1. American College of Obstetricians and Gynecologists. ACOG Practice Bulletin. Clinical Management Guidelines for Obstetrician-Gynecologists. Number 61, April 2005. Human papillomavirus. Obstet Gynecol. 2005;105(4):905-918.
2. Wright TC Jr, Massad LS, Dunton CJ, Spitzer M, Wilkinson EJ, Solomon D. 2006 consensus guidelines for the management of women with abnormal cervical cancer screening tests. Am J Obstet Gynecol. 2007;197(4):346-355.
3. Dillner J, Rebolj M, Birembaut P, et al. Long term predictive values of cytology and human papillomavirus testing in cervical cancer screening: joint European cohort study. BMJ. 2008;337:a1754.
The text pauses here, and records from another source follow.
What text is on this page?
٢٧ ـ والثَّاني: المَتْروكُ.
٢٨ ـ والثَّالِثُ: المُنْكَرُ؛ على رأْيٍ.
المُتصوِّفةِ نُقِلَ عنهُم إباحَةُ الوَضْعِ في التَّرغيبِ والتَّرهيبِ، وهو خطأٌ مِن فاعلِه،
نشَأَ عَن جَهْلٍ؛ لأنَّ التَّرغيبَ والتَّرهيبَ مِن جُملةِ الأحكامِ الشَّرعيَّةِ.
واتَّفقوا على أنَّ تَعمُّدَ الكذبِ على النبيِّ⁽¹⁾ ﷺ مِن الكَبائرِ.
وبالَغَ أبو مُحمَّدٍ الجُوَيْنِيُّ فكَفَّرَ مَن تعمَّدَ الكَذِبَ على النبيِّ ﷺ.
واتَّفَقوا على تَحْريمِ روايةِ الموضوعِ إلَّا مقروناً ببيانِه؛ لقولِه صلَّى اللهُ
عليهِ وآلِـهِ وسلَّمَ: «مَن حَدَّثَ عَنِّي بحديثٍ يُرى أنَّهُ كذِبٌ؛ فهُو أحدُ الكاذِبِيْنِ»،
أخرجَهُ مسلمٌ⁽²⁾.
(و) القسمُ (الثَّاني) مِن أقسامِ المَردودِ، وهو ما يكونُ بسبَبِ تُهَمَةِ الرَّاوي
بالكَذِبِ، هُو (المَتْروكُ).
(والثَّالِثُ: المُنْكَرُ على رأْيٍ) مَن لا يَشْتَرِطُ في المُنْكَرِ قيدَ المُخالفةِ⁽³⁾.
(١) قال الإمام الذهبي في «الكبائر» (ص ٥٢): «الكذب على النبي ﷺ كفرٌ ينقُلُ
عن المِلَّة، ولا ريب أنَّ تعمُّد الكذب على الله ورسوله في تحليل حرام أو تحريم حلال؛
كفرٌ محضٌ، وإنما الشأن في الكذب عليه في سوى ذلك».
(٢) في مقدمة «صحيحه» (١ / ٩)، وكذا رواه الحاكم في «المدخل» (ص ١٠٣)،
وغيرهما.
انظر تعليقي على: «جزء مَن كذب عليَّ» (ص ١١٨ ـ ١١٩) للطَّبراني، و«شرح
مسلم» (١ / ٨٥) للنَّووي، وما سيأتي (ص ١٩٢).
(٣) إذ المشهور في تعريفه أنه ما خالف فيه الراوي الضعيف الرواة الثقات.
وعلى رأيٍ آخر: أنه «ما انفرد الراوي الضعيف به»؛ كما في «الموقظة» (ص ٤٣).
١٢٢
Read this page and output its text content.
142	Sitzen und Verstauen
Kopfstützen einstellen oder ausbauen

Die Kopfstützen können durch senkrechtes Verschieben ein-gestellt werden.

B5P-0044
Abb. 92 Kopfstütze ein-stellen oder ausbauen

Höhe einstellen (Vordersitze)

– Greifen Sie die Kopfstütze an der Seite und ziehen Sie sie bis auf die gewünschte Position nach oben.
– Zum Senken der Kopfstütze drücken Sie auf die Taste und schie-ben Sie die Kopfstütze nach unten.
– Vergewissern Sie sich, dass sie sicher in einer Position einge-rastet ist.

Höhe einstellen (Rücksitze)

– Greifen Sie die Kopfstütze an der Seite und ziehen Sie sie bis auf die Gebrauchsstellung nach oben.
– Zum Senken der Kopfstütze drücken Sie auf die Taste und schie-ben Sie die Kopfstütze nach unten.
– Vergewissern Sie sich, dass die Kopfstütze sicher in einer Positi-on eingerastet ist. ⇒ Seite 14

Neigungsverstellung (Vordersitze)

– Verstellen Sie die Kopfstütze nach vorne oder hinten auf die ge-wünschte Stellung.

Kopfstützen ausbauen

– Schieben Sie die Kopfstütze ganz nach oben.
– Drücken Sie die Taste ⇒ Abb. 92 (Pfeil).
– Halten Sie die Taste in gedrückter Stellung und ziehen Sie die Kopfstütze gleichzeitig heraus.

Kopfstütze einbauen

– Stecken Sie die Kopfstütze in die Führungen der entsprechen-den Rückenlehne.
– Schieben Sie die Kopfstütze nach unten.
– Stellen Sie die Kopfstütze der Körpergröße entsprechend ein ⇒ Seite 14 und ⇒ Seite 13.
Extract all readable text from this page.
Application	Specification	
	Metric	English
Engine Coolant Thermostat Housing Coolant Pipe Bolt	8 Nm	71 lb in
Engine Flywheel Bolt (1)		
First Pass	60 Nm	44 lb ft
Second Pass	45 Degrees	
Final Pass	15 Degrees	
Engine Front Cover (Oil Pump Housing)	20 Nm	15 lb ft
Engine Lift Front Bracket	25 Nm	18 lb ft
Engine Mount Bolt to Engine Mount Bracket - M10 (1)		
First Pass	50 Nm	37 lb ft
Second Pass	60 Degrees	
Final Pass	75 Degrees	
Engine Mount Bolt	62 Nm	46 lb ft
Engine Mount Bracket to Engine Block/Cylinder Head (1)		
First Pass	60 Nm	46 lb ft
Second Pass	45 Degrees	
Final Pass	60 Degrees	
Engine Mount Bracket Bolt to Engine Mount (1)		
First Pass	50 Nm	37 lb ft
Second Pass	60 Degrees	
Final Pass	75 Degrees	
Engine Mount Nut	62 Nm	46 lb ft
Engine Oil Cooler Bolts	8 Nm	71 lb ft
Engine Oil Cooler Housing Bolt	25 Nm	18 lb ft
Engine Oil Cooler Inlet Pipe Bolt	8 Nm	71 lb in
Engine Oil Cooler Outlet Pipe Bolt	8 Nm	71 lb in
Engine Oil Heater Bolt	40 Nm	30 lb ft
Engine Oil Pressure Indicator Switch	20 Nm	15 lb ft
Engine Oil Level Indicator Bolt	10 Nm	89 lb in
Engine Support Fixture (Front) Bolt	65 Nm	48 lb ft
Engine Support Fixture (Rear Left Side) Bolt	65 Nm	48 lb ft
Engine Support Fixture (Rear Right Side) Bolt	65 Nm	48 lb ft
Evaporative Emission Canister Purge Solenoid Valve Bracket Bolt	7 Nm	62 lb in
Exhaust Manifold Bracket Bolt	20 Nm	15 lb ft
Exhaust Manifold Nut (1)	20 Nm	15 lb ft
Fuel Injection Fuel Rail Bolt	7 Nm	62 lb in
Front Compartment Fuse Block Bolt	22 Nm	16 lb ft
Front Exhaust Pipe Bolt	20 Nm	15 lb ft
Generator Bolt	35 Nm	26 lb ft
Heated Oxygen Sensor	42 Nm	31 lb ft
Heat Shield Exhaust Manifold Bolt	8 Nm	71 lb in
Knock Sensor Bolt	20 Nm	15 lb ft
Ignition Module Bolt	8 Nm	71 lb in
4. Goldie SJ, Kim JJ, Wright TC. Cost-effectiveness of human papillomavirus DNA testing for cervical cancer screening in women aged 30 years or more. Obstet Gynecol. 2004;103(4):619-631.
5. Datta SD, Koutsky LA, Ratelle S, et al. Human papillomavirus infection and cervical cytology in women screened for cervical cancer in the United States, 2003-2005. Ann Intern Med. 2008;148(7):493-500.
6. Castle PE, Fetterman B, Poitras N, Lorey T, Shaber R, Kinney W. Five-year experience of human papillomavirus DNA and Papanicolaou test cotesting. Obstet Gynecol. 2009;113(3):595-600.